2011-03-13
Why programs traditionally used spares files on Unix
Unix has had sparse files for a very long time, and periodically they cause confusion and heartburn. At a low level, the possibility for sparse files is more or less inherent in the ability to have files that are not physically contiguous on disk; once you have non-contiguous files you need a way to map from file offsets to disk blocks, and once you have this you can have sections that don't map to any blocks at all. All of that's fine, but a more interesting question is why programs actually create and use spares files.
One of the ways that programs create spares files is by mistake, where
you accidentally lseek() past the end of the file and write something
out there. A slight variant on this is to have a file truncated out from
underneath you; in many cases, when you next write a block, it will go
at the old end of file position and immediately create a sparse file up
to that point. One classic way to do this is, roughly:
someprogram >somefile & tail -f somefile ^C someprogram >somefile &
Oops.
The usual reason to use sparse files deliberately is use them as sparse
'address' space, typically by low-level database libraries. Imagine that
you have a database system that can condense a record key to a 16-bit
number (obviously with collisions). Rather than have lookup tables and
so on to determine the seek offset for the record for any particular
key, you can just map keys directly to, say, a 16 Kbyte section of your
storage file. Even though this results in seek offsets that are all over
the map (including very far into the file), sparse files mean that you
only allocate disk blocks for the keys and records that actually exist
(ie that you have written). People may get confused and alarmed at
ls's output, but that's a minor issue.
(There are various ways to make linear scans of the keyspace still work.)
These days, using sparse files this way is a little bit out of fashion for various reasons, including that people have noticed that good support for sparse files is a little bit spotty; every so often you trip over another program that explodes under some circumstances. (Backup systems are an especially popular thing to have blow up.)
2011-03-02
The POSIX shell and the three sorts of Unixes
Avery Pennarun recently wrote Insufficiently known POSIX shell features, where he talked about a number of nice shell things that are not Bash but are instead POSIX shell features. Although he footnoted this in his entry, I want to draw your attention to how there are three sorts of Unix machines (or, well, Unixes):
- machines on which
/bin/shis Bash. - machines on which
/bin/shis POSIX-compatible but is not Bash. - machines which have a POSIX-compatible shell, but it is not
/bin/sh.
Every so often some well intentioned person attempts to transition the first sort of Unix into the second sort. Busy sysadmins usually immediately reverse the transition because we have better things to do with our time than debug Bashisms that have crept into administrative scripts or, worse, explain to users why their shell scripts just broke and how no we are not going to do anything about it although we could because it is good for them, honest.
(Rewriting shell scripts to pointlessly avoid Bashisms is the very opposite of productive work. It's even less productive than browsing Slashdot, because there is some vague chance that you could learn something from Slashdot.)

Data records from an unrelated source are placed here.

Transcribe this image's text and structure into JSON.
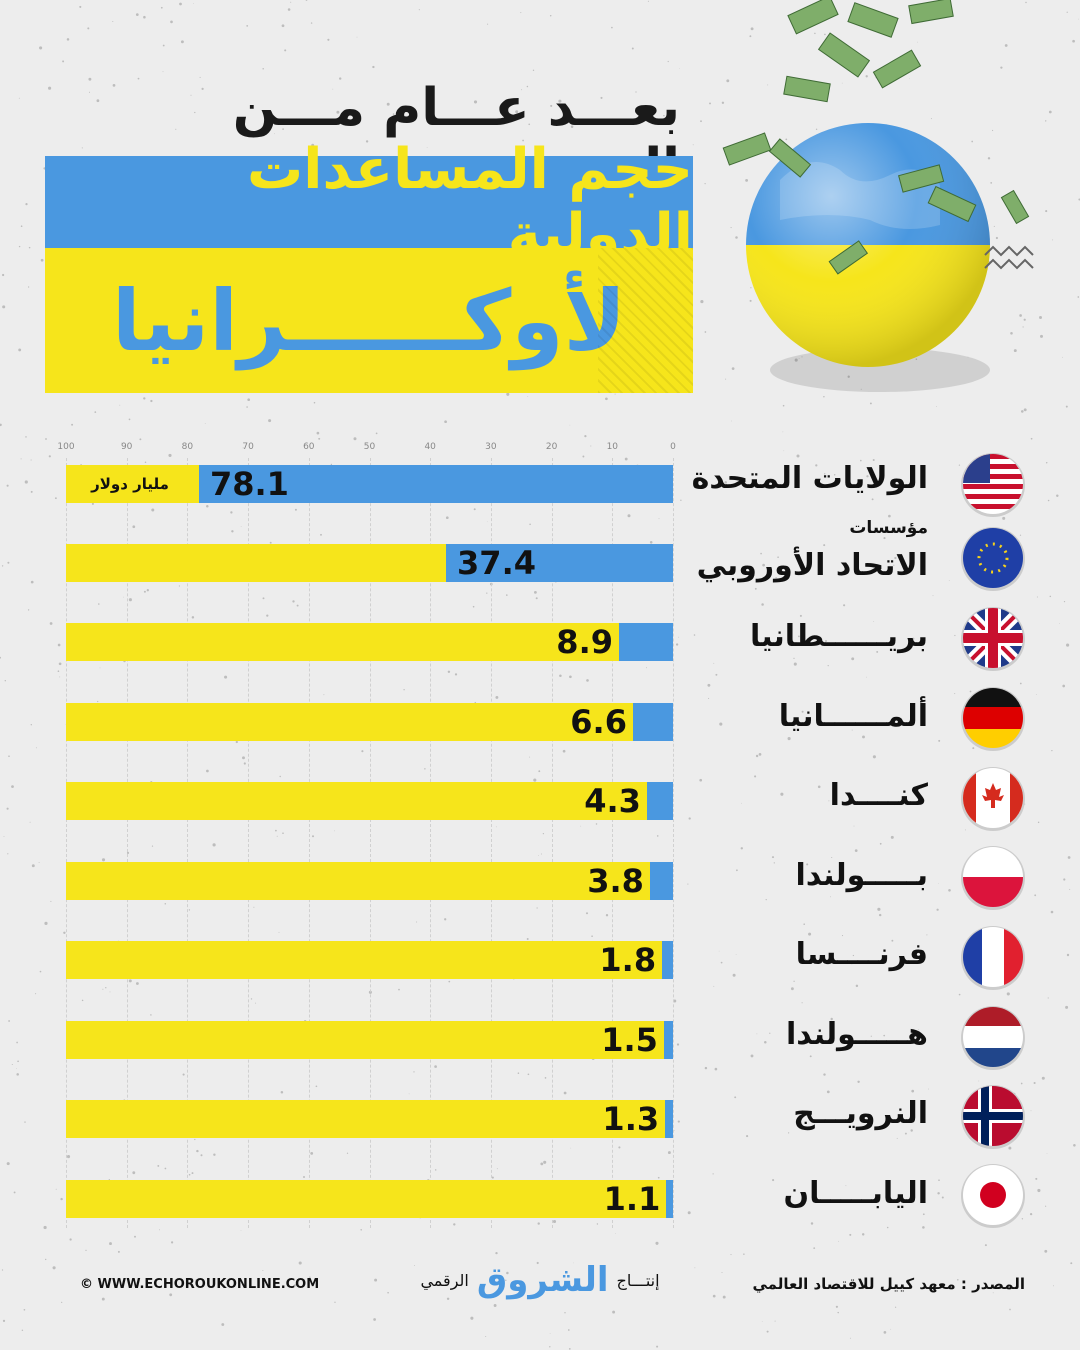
{
  "header": {
    "subtitle": "بعـــد عـــام مـــن الحــــرب",
    "title_line1": "حجم المساعدات الدولية",
    "title_line2": "لأوكــــــرانيا"
  },
  "chart_data": {
    "type": "bar",
    "orientation": "horizontal",
    "direction": "right-to-left",
    "unit_label": "مليار دولار",
    "xlim": [
      0,
      100
    ],
    "ticks": [
      0,
      10,
      20,
      30,
      40,
      50,
      60,
      70,
      80,
      90,
      100
    ],
    "grid": true,
    "categories": [
      {
        "label": "الولايات المتحدة",
        "sublabel": "",
        "value": 78.1,
        "value_text": "78.1"
      },
      {
        "label": "الاتحاد الأوروبي",
        "sublabel": "مؤسسات",
        "value": 37.4,
        "value_text": "37.4"
      },
      {
        "label": "بريــــــطانيا",
        "sublabel": "",
        "value": 8.9,
        "value_text": "8.9"
      },
      {
        "label": "ألمــــــانيا",
        "sublabel": "",
        "value": 6.6,
        "value_text": "6.6"
      },
      {
        "label": "كنــــدا",
        "sublabel": "",
        "value": 4.3,
        "value_text": "4.3"
      },
      {
        "label": "بـــــولندا",
        "sublabel": "",
        "value": 3.8,
        "value_text": "3.8"
      },
      {
        "label": "فرنــــسا",
        "sublabel": "",
        "value": 1.8,
        "value_text": "1.8"
      },
      {
        "label": "هـــــولندا",
        "sublabel": "",
        "value": 1.5,
        "value_text": "1.5"
      },
      {
        "label": "النرويـــج",
        "sublabel": "",
        "value": 1.3,
        "value_text": "1.3"
      },
      {
        "label": "اليابـــــان",
        "sublabel": "",
        "value": 1.1,
        "value_text": "1.1"
      }
    ],
    "colors": {
      "bar_value": "#4a98e0",
      "bar_track": "#f6e51b"
    }
  },
  "flags": [
    "usa-flag-icon",
    "eu-flag-icon",
    "uk-flag-icon",
    "germany-flag-icon",
    "canada-flag-icon",
    "poland-flag-icon",
    "france-flag-icon",
    "netherlands-flag-icon",
    "norway-flag-icon",
    "japan-flag-icon"
  ],
  "footer": {
    "source": "المصدر : معهد كييل للاقتصاد العالمي",
    "production": "إنتـــاج",
    "brand": "الشروق",
    "digital": "الرقمي",
    "website": "© WWW.ECHOROUKONLINE.COM"
  },
  "colors": {
    "blue": "#4a98e0",
    "yellow": "#f6e51b",
    "background": "#ededed"
  }
}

The third sort of Unix is a pain in the rear for everyone. In many
respects it might as well not have a POSIX shell, because you can't
easily use it in portable scripts. If you are a big project like
redo you can work around the
difference and find yourself the right shell, but if you are an ordinary
person writing cross-machine shell scripts, ones that you want to run
without an installer step, well, you lose. Your scripts all start with
'#!/bin/sh' because that's the only reliable cross-Unix name for a
Bourne shell, so you can't count on POSIX features.
Fortunately the third sort of Unix is mostly dying out. The largest holdout in our environment is Solaris, which we don't let users log on to and barely run anything on. Even then, the differences sometimes get to us.
Honestly, I suggest that you ignore the third sort of Unix unless you can't because you have one. And if you want to write portable POSIX shell scripts, make sure that you use the second sort of Unix right from the start. (Or that someone involved in the project does.)